Am „Stau 1“ riecht es nach faulen Eiern

Am „Stau 1“ beginnt die rund zwei Quadratkilometer große Fläche, die der NLWKN in den zurückliegenden drei Jahren durch das Einfrieden mit kilometerlangen Dämmen, durch massive Spundwände und Wehre zur Wiedervernässung vorbereitet hat. 3,7 Millionen Euro hat das Land für diese Bauarbeiten ausgegeben. Positiv überraschend ist, dass die Polder, also die von Dämmen umgebenen „Wannen“, schon jetzt randvoll gelaufen sind. „Damit hat niemand von uns gerechnet“, erklärt die studierte Umweltplanerin Achtermann begeistert auf der begehbaren Brücke oberhalb des Abflusses. „Das ist gerade ein echter Härtetest. Es tut gut zu sehen, dass alles funktioniert und standhält.“

Am „Stau 1“ bei Neudorf-Platendorf beginnt die rund zwei Quadratkilometer große Fläche, die vom Land wiedervernässt wird.
Am „Stau 1“ bei Neudorf-Platendorf beginnt die rund zwei Quadratkilometer große Fläche, die vom Land wiedervernässt wird. © Newsdesk | Andreas Eberhard

Während die beiden Behördenvertreter schwärmen, liegt eine verdächtige Brise fauler Eier in der Luft: Schwefelwasserstoff, der beim Vermodern von totem organischen Material unter Wasser entstanden ist. Durch das Aufwühlen des Wassers am Wehr gelangt das Gas in die Luft. Der gesamte Wald auf der Polderfläche ist auf mittlere Sicht todgeweiht. Er wuchs, als das Areal über Drainage und Kanäle trockengelegt war. Jetzt, da er unter Wasser steht, sterben die Bäume nach und nach – eine Voraussetzung dafür, dass hier wieder Moor entsteht.
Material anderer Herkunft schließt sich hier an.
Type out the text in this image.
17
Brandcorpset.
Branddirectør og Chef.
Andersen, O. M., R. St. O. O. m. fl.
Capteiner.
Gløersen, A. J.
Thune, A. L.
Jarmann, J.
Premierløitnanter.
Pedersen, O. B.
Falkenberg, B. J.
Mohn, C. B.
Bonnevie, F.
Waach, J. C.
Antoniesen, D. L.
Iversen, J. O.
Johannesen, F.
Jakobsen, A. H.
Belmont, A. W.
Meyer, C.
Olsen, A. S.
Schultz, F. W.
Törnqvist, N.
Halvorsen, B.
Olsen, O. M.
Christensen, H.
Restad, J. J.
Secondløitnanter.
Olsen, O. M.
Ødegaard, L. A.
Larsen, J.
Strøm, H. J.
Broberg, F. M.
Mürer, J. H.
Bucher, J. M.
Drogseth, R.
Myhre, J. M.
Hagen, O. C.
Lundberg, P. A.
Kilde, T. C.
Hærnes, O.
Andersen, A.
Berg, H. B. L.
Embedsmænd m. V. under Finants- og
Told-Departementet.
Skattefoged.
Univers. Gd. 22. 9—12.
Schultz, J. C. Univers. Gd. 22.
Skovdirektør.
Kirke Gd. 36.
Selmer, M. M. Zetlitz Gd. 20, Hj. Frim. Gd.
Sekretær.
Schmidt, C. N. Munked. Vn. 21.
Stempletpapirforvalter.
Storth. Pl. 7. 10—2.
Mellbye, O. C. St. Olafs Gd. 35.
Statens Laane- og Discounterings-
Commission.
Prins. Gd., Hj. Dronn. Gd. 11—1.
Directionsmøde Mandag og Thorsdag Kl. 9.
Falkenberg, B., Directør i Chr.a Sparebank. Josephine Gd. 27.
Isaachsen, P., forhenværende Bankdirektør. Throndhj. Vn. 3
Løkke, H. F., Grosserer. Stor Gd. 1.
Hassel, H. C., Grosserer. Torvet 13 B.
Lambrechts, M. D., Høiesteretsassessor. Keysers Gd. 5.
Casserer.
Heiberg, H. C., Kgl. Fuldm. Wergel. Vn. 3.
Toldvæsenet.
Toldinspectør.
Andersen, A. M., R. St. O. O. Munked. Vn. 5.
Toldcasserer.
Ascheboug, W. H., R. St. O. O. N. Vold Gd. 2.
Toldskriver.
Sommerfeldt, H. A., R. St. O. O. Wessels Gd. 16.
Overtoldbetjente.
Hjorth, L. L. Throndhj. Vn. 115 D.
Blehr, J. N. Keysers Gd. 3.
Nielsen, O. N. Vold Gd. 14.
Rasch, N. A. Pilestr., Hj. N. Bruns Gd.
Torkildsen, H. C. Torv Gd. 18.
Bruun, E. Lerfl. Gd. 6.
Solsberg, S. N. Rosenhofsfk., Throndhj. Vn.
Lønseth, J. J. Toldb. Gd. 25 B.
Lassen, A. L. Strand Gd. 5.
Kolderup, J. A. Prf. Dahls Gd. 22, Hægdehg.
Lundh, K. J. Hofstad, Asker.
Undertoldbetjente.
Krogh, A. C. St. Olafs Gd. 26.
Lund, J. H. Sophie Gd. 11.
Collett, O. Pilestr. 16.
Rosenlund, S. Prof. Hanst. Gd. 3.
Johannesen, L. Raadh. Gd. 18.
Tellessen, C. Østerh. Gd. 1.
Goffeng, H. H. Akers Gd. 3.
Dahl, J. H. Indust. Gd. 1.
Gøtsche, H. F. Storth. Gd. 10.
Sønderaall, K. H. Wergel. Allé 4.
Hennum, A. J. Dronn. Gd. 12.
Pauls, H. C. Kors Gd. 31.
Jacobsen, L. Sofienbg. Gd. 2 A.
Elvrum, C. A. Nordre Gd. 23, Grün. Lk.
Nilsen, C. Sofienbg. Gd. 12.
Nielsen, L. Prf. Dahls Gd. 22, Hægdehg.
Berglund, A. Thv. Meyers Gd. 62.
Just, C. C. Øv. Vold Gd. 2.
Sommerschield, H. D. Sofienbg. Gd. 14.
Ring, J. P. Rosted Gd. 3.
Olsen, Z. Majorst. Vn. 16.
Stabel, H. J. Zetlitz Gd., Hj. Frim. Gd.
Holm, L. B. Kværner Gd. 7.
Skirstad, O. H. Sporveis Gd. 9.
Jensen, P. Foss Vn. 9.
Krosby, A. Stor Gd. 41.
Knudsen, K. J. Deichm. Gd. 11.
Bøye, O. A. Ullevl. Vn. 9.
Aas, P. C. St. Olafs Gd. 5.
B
Kompromiss mit benachbarten Landwirten und Anwohnern

Der Erfolg der Wiedervernässung hängt auch davon ab, dass es gelingt, die Nachteile für angrenzende Anwohner und Landwirte möglichst kleinzuhalten. Nur wenige Meter von den Polderflächen mit dem überfluteten Wald entfernt befinden sich Wiesen. Damit deren Besitzer dort im Sommer Heu machen können, muss das Grünland befahrbar und trocken sein. Deshalb hat der NLWKN einen rund zwei Kilometer langen „Fanggraben“ angelegt, der die Wiesen entwässert.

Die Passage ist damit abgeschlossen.